Wednesday, July 12, 2006
This is the stupidest thing I've ever seen in my life.
For a while now I've been vaguely aware that the Fédération Internationale de Ski governs "grass skiing" as an official discipline — in fact, on the FIS website you can view grass skiing race schedules, results, competitor biographies, and official rules (even though nary a mention is to be found there of disabled alpine or cross-country skiing, both of which are administered jointly by the FIS and the IPC and which have hundreds of competitors and THEIR OWN FREAKING WORLD CUP CIRCUITS). (Not that I'm bitter.)

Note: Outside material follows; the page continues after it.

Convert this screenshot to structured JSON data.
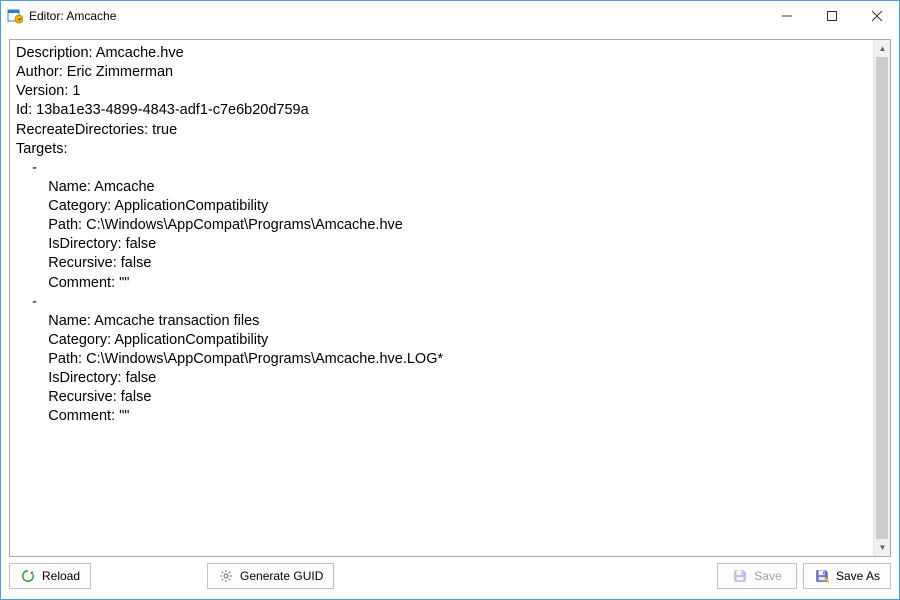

Nevertheless, until today I had never really investigated this "sport" or fully grasped how truly asinine it is. If you want to learn more about grass skiing history or technique, the place to start seems to be this website, the online home of Grass-Ski France. (Why doesn't it surprise me to learn that the French are really into something this dumb?) From that site I learned that the only place to go grass skiing in the United States is apparently Bryce Resort in Virginia, where its introduction is the brainchild of one Horst Locher, a German-American who says of the "sport": "It's kind of my baby... I still dream that it will grow big."
Keep dreaming, Horst. Keep dreaming. I can think of no better way to bastardize my favorite sport than by removing the essential ingredient: snow. Why not try swimming without water or playing baseball without a ball? Those might be fun, too. I bet grass skiing involves way too much friction, a much greater potential for injury, and a lot of overheating due to wearing too much protective gear in the hot sun, with a dose of hay fever thrown in for good measure.
But OK, I can hear you critics out there already: "How can you knock it if you haven't tried it, Carl?" This may or may not be a valid point. So here's what I'm proposing: if anyone reading this can find me a place to stay within one hour of Bryce Resort and arrange with the mountain's management for visiting U.S. Disabled Ski Team dignitaries or potential disabled grass-skiing pioneers to receive grass-ski rentals and lift tickets free of charge, I will be on the next plane to Appalachia. Because to tell you the truth, I'm kind of curious.